Z drugiej strony Hawking i Mlodinov zwracają uwagę, że w takiej sytuacji, zgodnie z ogólną teoria względności (bo tych cząsteczek, a zarazem energii jest niekończenie wiele) - wszechświat musiałby być zakrzywiony do nieskończenie małych rozmiarów, co nie jest zgodne ze stanem faktycznym, co z kolei powoduje poszukiwanie dalszych teorii np. supergrawitacji, zawierającej w sobie określenie supersymetrii, pierwotnie opracowanej dla teorii strun. Przez kolejne dywagacje dochodzimy do M-teorii, zwanej teorią wszystkiego z której wynika, że istnieje 1 z 500 zerami wszechświatów.

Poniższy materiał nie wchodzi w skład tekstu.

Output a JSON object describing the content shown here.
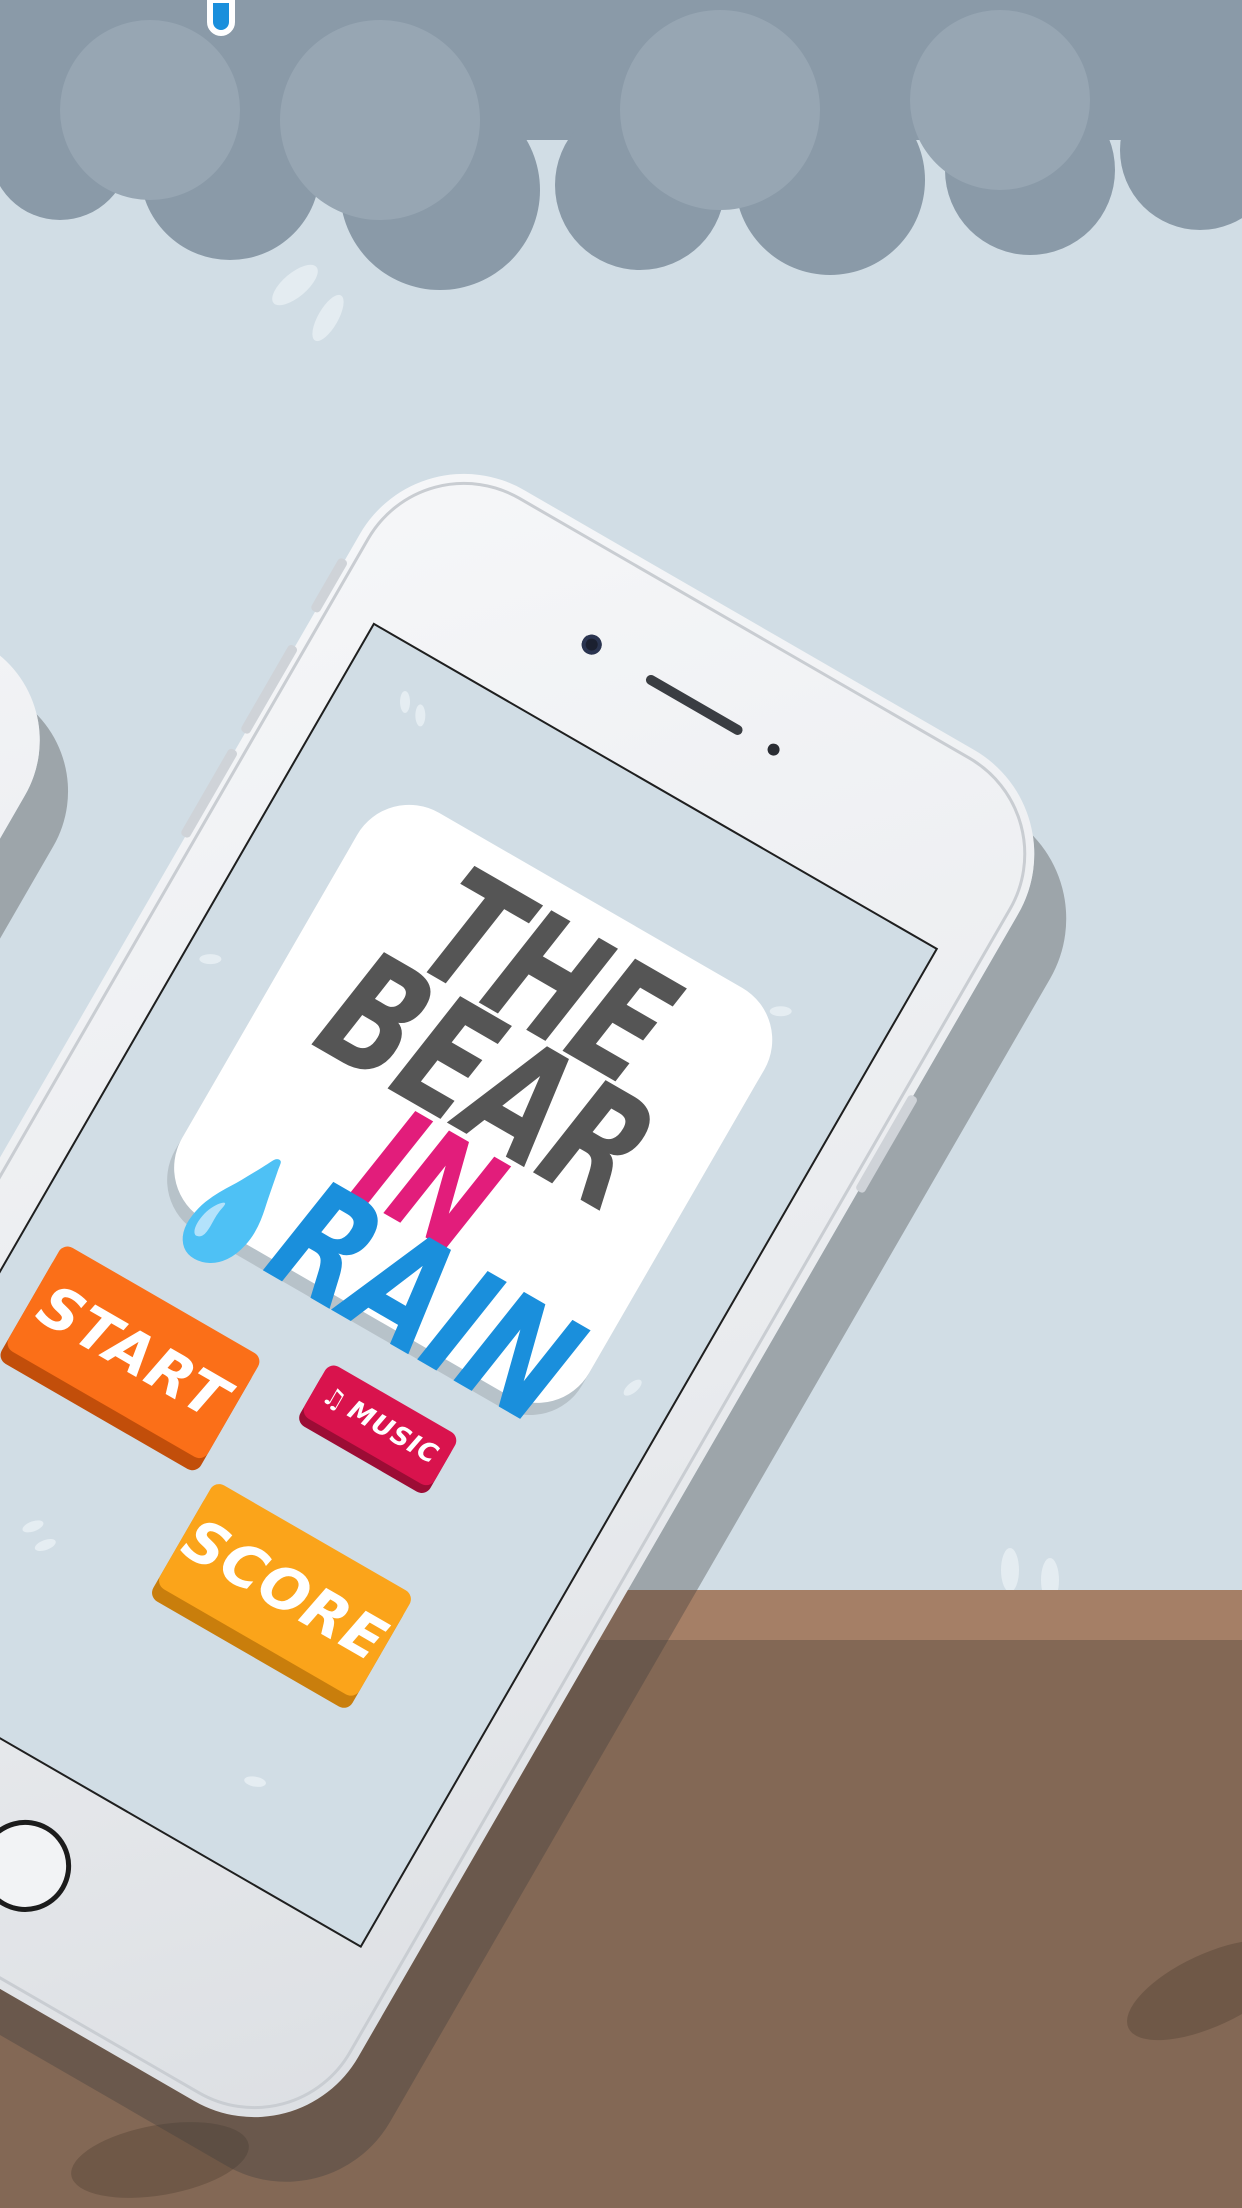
{
  "app": {
    "title_line1": "THE",
    "title_line2": "BEAR",
    "title_line3": "IN",
    "title_line4": "RAIN"
  },
  "menu": {
    "start_label": "START",
    "music_label": "MUSIC",
    "score_label": "SCORE"
  },
  "icons": {
    "music": "music-note-icon",
    "raindrop": "raindrop-icon"
  },
  "colors": {
    "sky": "#d1dde5",
    "cloud": "#8a9aa8",
    "ground": "#836855",
    "title_gray": "#555555",
    "title_pink": "#e21d7b",
    "title_blue": "#1a8fdc",
    "start_orange": "#fb6f18",
    "music_red": "#d9134d",
    "score_yellow": "#fba41a"
  }
}
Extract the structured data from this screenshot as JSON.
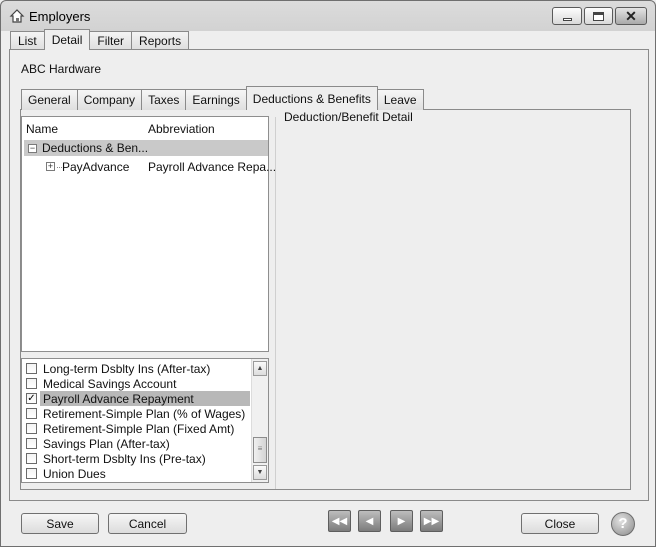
{
  "window": {
    "title": "Employers"
  },
  "top_tabs": [
    "List",
    "Detail",
    "Filter",
    "Reports"
  ],
  "employer_name": "ABC Hardware",
  "sub_tabs": [
    "General",
    "Company",
    "Taxes",
    "Earnings",
    "Deductions & Benefits",
    "Leave"
  ],
  "tree": {
    "col_name": "Name",
    "col_abbreviation": "Abbreviation",
    "group_label": "Deductions & Ben...",
    "child_name": "PayAdvance",
    "child_abbreviation": "Payroll Advance Repa..."
  },
  "checklist": [
    {
      "label": "Long-term Dsblty Ins (After-tax)",
      "checked": false,
      "selected": false
    },
    {
      "label": "Medical Savings Account",
      "checked": false,
      "selected": false
    },
    {
      "label": "Payroll Advance Repayment",
      "checked": true,
      "selected": true
    },
    {
      "label": "Retirement-Simple Plan (% of Wages)",
      "checked": false,
      "selected": false
    },
    {
      "label": "Retirement-Simple Plan (Fixed Amt)",
      "checked": false,
      "selected": false
    },
    {
      "label": "Savings Plan (After-tax)",
      "checked": false,
      "selected": false
    },
    {
      "label": "Short-term Dsblty Ins (Pre-tax)",
      "checked": false,
      "selected": false
    },
    {
      "label": "Union Dues",
      "checked": false,
      "selected": false
    }
  ],
  "detail": {
    "title": "Deduction/Benefit Detail"
  },
  "buttons": {
    "save": "Save",
    "cancel": "Cancel",
    "close": "Close",
    "first_glyph": "◀◀",
    "prev_glyph": "◀",
    "next_glyph": "▶",
    "last_glyph": "▶▶",
    "help_glyph": "?"
  },
  "window_buttons": {
    "close_glyph": "✕"
  },
  "tree_glyphs": {
    "collapse": "−",
    "expand": "+"
  },
  "scroll_glyphs": {
    "up": "▲",
    "down": "▼",
    "grip": "≡"
  },
  "check_glyph": "✓"
}
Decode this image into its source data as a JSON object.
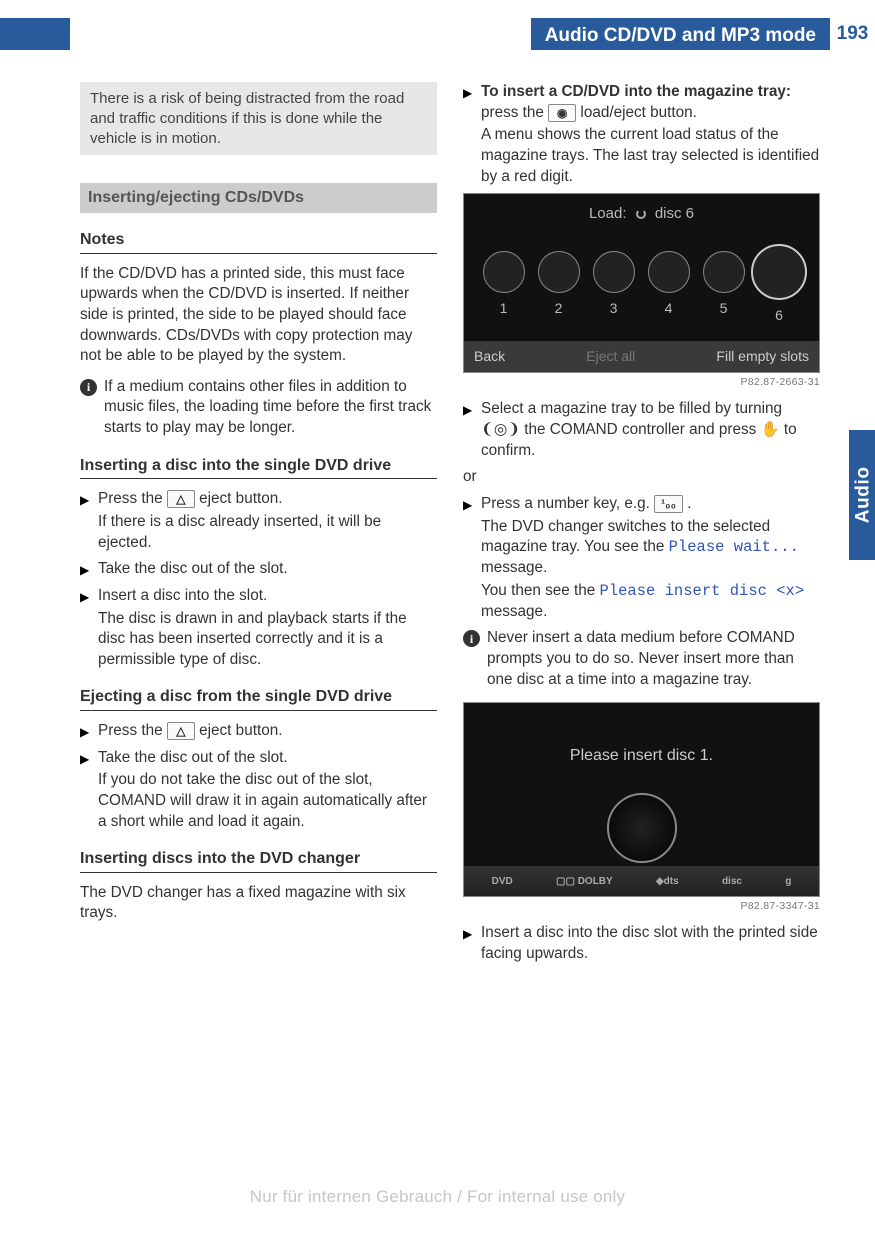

Jednak pomimo głoszenia, że ta książka odpowiada na pytanie będącę tytułem naszego bieżącego wątku, ja w niej odpowiedzi na to pytanie nie znalazłem, a wskazana przez jej autorów - teoria, która uzasadnia ten fakt występowaniem spontanicznej kreacji wszechświatów, typowej dla bardzo wczesnego ich okresu, co wynika ze wskazanej powyżej koncepcji fizyki kwantowej - nie jest ani uzasadnieniem takiej odpowiedzi, ani uzasadnieniem braku Boga, nawet w oparciu koncepcję Feynmana, głoszącej że cząsteczki kwantowe (z których zbudowana jest większa materia) mają wszystkie możliwe historie jednocześnie (mamy tu do czynienia z dwoistością, gdyż w kosmologii przyjmuje się, że wszechświat ma tylko jedną historię).

A to, że taki model może zgadzać się z poglądami wyznających go fizyków oraz powiązaniem czasu z grawitacją i przestrzenią - oczywiście nie jest jednoznaczne z jego rzeczywistą realnością. Tym bardziej, że zgodnie ze zdaniem autorów, w różnych wszechświatach - mogą występować różniące się od siebie prawa fizyki.

Również koncepcja spontanicznej kreacji występującej, zdaniem autorów - z powodu istnienia grawitacji nie potwierdza tej realności, gdy spojrzymy na ten aspekt sprawy z poza sposobu spostrzegania przez nas wszechświata lub koncepcji wszechświatów. Tak, jak zarazem nie podważa istnienia Boga, który mógł zaprogramować taką kreację i prowadzące do niej czynniki.

Chociaż stwierdzenie Kartezjusza: "Cogito ergo sum" (myślę więc jestem) jest wygodniejsze dla opisu sytuacji, co do której sądzimy, że istnieje ;)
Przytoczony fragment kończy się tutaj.